The conditions in the previous query were applied to each row instance, so that only those instances where both conditions applied were kept, because of the boolean connector, AND. Keep this important idea in mind- it will show up in some more sophisticated queries later.
Important
Filter is the only primitive operator that can perform comparisons that are other than exactly matching ones.

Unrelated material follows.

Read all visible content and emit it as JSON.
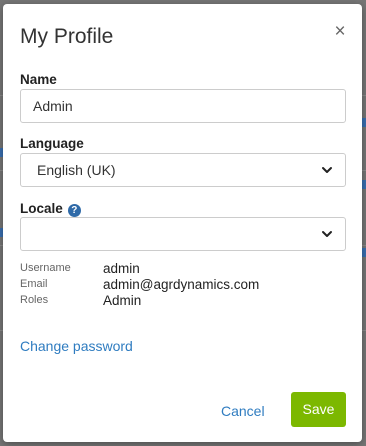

This crucial fact has significant consequences. Every other primitive operator in this chapter and the next exactly matches values or does no matching. Later we will consider other sophisticated operators: set operators and match join operators, which only use exact matching (equality comparison) in their conditions. We do not return to non-matching operators until we look at the advanced operator called compare join in a much later chapter.
9.2.3. Date datatype in DBMS¶
The examples in this book that create and manipulate date data values work for SQLite, but will be different for other database systems. You will need to change the SQL examples when trying these in another database. It is good practice to try this, so you are aware of the differences.
For SQLite, one important detail to note is that the month and day portions of the date in singe quotes must begin with a 0 if they are less than 10. The overall format is ‘YYYY-MM-DD HH:MM:SS’.
The great advantage of using precedence charts to plan your query first is that these will look the same regardless of the database: you can use whatever phrase suits what you want to find in the condition in the operator oval. You can get the query correct first before worrying about the SQL implementation details.
9.2.4. A word about phrasing¶
The result relation name, like the input name, is singular in this book. The English queries also have a particular style, which begins “Find each … “. This is purposeful and you should follow this pattern. When using this format, we are making it clear that the result relation contains zero or more instances, each of which meet the conditions we are looking for. The result relation is a set of individual things, one row per thing.
9.2.5. Exercises¶
Try creating the precedence charts for these queries. Use a drawing tool such as diagrams.net. If you haven’t yet, try making a copy of this drawio unary operator template in your browser. To do this, you will need to access this Google Drive file and make a copy in your own Google Drive space. You can use it in a free web-based drawing tool called diagrams.net.
Find each achievement whose proficiency is greater than 3 and not equal to 6.
Find each achievement whose skillCode is ‘Z’.
Find each superhero creature.
Find each skill originating in a town whose townId is ‘d’. (Hint: skill relation has a column called origin_townId, which is a foreign key into the town relation. You do not need town, only skill, to write the chart).
Devise one of your own queries in English and draw the chart.